Philippines’ Ayungin Shoal missions backed by international law: Dept of foreign affairs

Earlier, China’s Ministry of Foreign Affairs’ spokesperson Wang Wenbin said the Philippine Coast Guard had “gravely violated China’s sovereignty”.

Jacob Lazaro

Jacob Lazaro

Philippine Daily Inquirer


The Philippine Navy’s grounded BRP Sierra Madre (lower right), as shown in this February 21, 2023, photo, marks the Philippines’ presence at Ayungin (Second Thomas) Shoal in the West Philippine Sea. PHOTO: PHILIPPINE DAILY INQUIRER

November 17, 2023

MANILA – The Philippines exercises sovereign rights over Ayungin, or Second Thomas Shoal, and its surrounding waters under international law, overriding any “historic rights” being invoked by China, the Department of Foreign Affairs (DFA) said on Thursday.

“The law is clear,” the agency’s spokesperson Teresita Daza said, noting that Ayungin was within the Philippines’ 370-kilometer exclusive economic zone (EEZ) under the United Nations Convention on the Law of the Sea (Unclos).

The underwater feature lies some 195 km off mainland Palawan.

“China cannot, therefore, lawfully exercise sovereignty over it,” Daza, using unusually strong language, said in a statement to reporters.

“As clearly stated by the 2016 arbitral award, Unclos superseded any ‘historic rights’ or other sovereign rights or jurisdiction, in excess of the limits imposed by Unclos.

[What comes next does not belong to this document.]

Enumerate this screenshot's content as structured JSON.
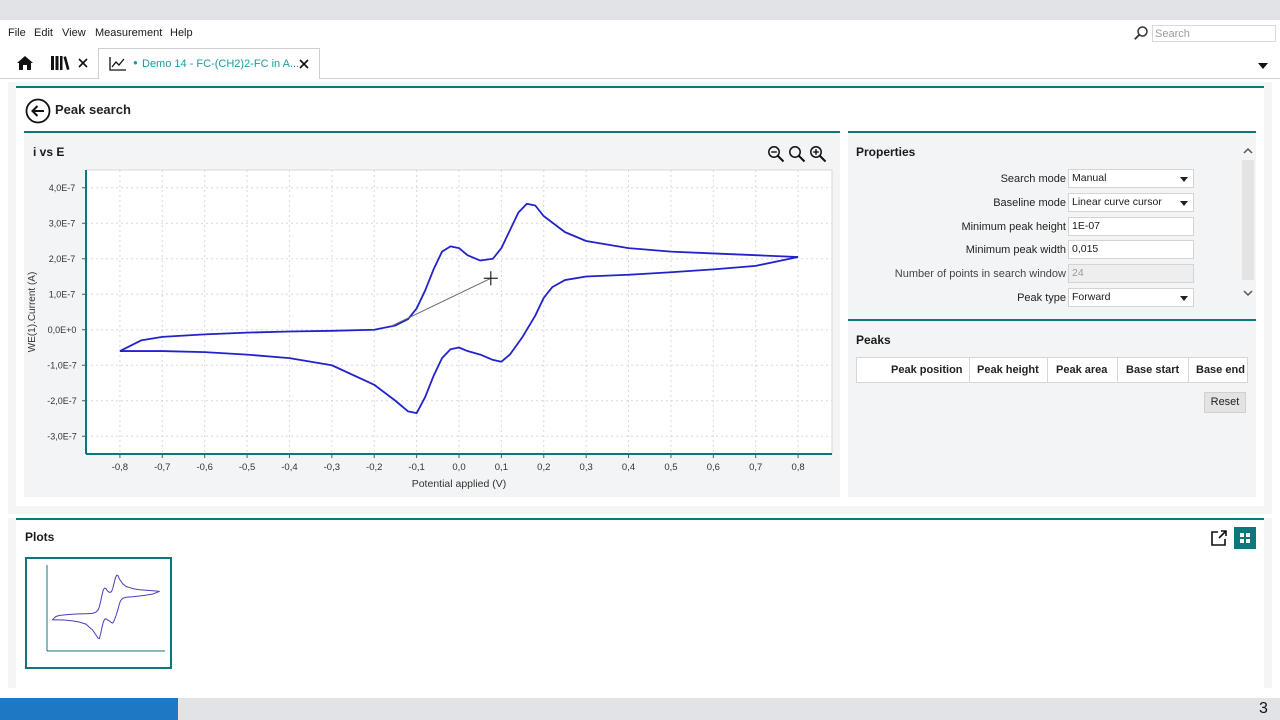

China cannot claim entitlements in areas of the ‘nine-dashed line,’ now ‘10-dashed line,’ that exceed Unclos limits,” she said.

Daza was referring to the ruling of an arbitral tribunal in The Hague, the Netherlands, voiding China’s sweeping claims in the region and upholding the Philippines’ sovereign right to fish and exploit resources within its EEZ.

‘Illegal structures’

Earlier, China’s Ministry of Foreign Affairs’ spokesperson Wang Wenbin said the Philippine Coast Guard (PCG) “gravely violated China’s sovereignty” when PCG ships “intruded” in Ayungin during a resupply mission to BRP Sierra Madre, a grounded Philippine Navy warship serving as an outpost there.

Daza took exception to Wang’s suggestion that the Philippines “give prior notification each time” it was to go on a resupply mission to Ayungin.

“We will not do so,” she said, adding: “The resupply missions are legitimate activities within our EEZ, in accordance with international law.”

Daza said it was China that erected “illegal structures” in Panganiban (Mischief) Reef in 1995 in the guise of building a “fisherman’s shelter” that would later turn into militarized artificial islands.

“Let us not forget” that this was the same case for the Calderon (Cuarteron), Kagitingan (Fiery Cross), Burgos (Gaven), McKennan (Hughes) and Johnson (Zamora) reefs, she said.

“We call on China to remove all these illegal structures, cease reclamation in the South China Sea, and be accountable for the damage caused by these illegal activities,” Daza said.

On Nov. 10, according to the PCG, some 38 Chinese vessels swarmed around Ayungin, with several Chinese vessels harassing Philippine supply boats. But the Filipinos were still able to complete their mission.

The Inquirer reached out to the Chinese Embassy in Manila for comment but there was no immediate reply.

Holiday supply mission

Also on Thursday, a senior National Security Council (NSC) official said the body had turned down a civilian group’s offer to bring gifts and supplies during the holiday season to Filipino soldiers stationed on BRP Sierra Madre for security reasons.

NSC Assistant Director General Jonathan Malaya said the council was forced to reject the proposed “Christmas convoy civilian supply mission” as the area remained a sore spot between Manila and Beijing.